India AI Impact Summit: Startups showcasing solutions for enterprise, healthcare, education, and more
  • Elena
  • March 04, 2026

India AI Impact Summit: Startups showcasing solutions for enterprise, healthcare, education, and more

At the recent AI Impact Summit in India, several startups showcased how artificial intelligence is moving beyond demos and into real-world use across healthcare, education, manufacturing, fintech and enterprise services. As investors position India as a global hub for practical AI use cases, these companies highlighted products that are already live at scale, while others are preparing for launch.

Mumbai-based Navana.ai, founded in 2018 by Raoul Nanavati and Jai Nanavati, is building voice AI solutions for enterprises, especially in the BFSI sector. Its platform enables companies to deploy voicebots, transcription tools and real-time analytics systems. The startup offers a voice AI contact centre platform, a speech recognition API and a contact centre intelligence API. Navana.ai develops its own speech recognition and text-to-speech models in-house and plans to introduce small language models later this year. The company currently processes around 100 million calls annually and supports 15 Indian languages.

Founded in 2015 by Rohit Verma, Aalgorix has been working in the education sector for nearly a decade. After earlier focusing on AR/VR and extended reality, the company has spent the past two years building AI capabilities. It has developed an AI-powered interactive toy for children under 15 that engages them through conversations, mentoring and play, aligned with school syllabi. The product is expected to launch within the next two months and will be sold through toy stores.

US-based Janus, founded in 2025 by Shivum Pandove and Jet Wu, helps companies test the reliability of their AI systems before deployment. The platform creates simulated environments to evaluate how AI agents handle real-world scenarios, identifying gaps in logic, rule-following and tool usage. Backed by Y Combinator, Janus mainly serves enterprise clients and claims it can reduce testing timelines from months to days. It operates on a pay-per-test model and is exploring expansion into India.

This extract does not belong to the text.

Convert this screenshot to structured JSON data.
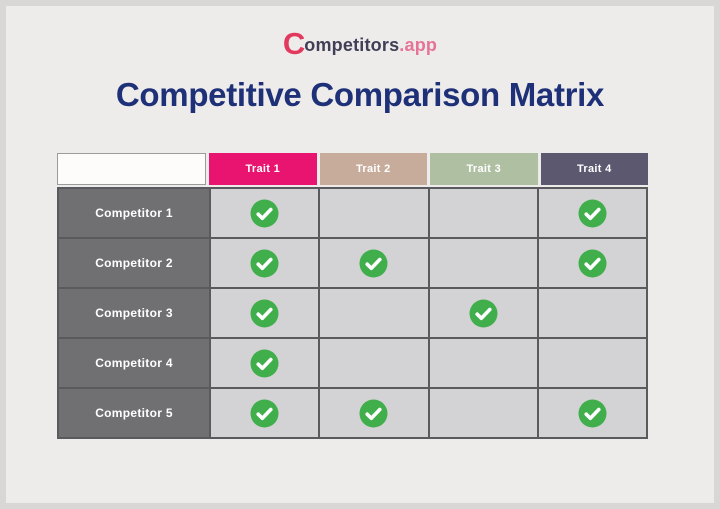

Gurugram-based Proxgy, founded in 2020 by Pulkit Ahuja, develops IoT-based products for industrial and blue-collar workers. Its flagship product is a smart helmet equipped with a camera, flashlight, gas sensors, GPS and other safety tools, enabling hands-free operations and workplace monitoring. The company, backed by Peyush Bansal, holds over 100 patents across India and the US and sells globally. Proxgy has also introduced a smart cargo lock that uses cellular, Bluetooth and satellite connectivity to provide real-time tracking and security updates.

Founded in 2025 by Ashutosh Thakur, Shoaib S Attar and Priyansh Jain, Neurema is developing a wearable device designed to track attention in real time. The device detects lapses in focus and delivers calibrated binaural frequencies to help users regain concentration. Using pupillometry and neuroscience-based feedback, the product is still in development as the company seeks further research and funding.

Delhi-based Radai, founded in 2025 by Bharat Aggarwal, Kshitij Jadhav and Aniket Aman, is building AI tools for radiologists and hospitals. Its software integrates into existing hospital workflows and has been clinically tested. In one validation study, doctors accepted the AI’s results without changes in 92% of cases. The company currently offers solutions for breast cancer detection, bone and joint measurement, and early cognitive decline assessment.

Founded in 2020 by Vikalp Sahni and Dilip Tuli, Eka Care is developing a multilingual medical scribe platform designed to work even in low-connectivity settings. Backed by 3one4 Capital and Verlinvest, the company is also building an offline-capable version that runs on local systems to address privacy concerns and patchy internet access. In partnership with Nvidia, Eka Care is working on low-latency, real-time transcription. Beyond medical documentation, it provides digital health infrastructure including electronic medical records, e-prescriptions, appointment management and patient engagement tools.

Together, these startups reflect a broader shift in India’s AI ecosystem — from experimental projects to scalable solutions built for real-world deployment across industries.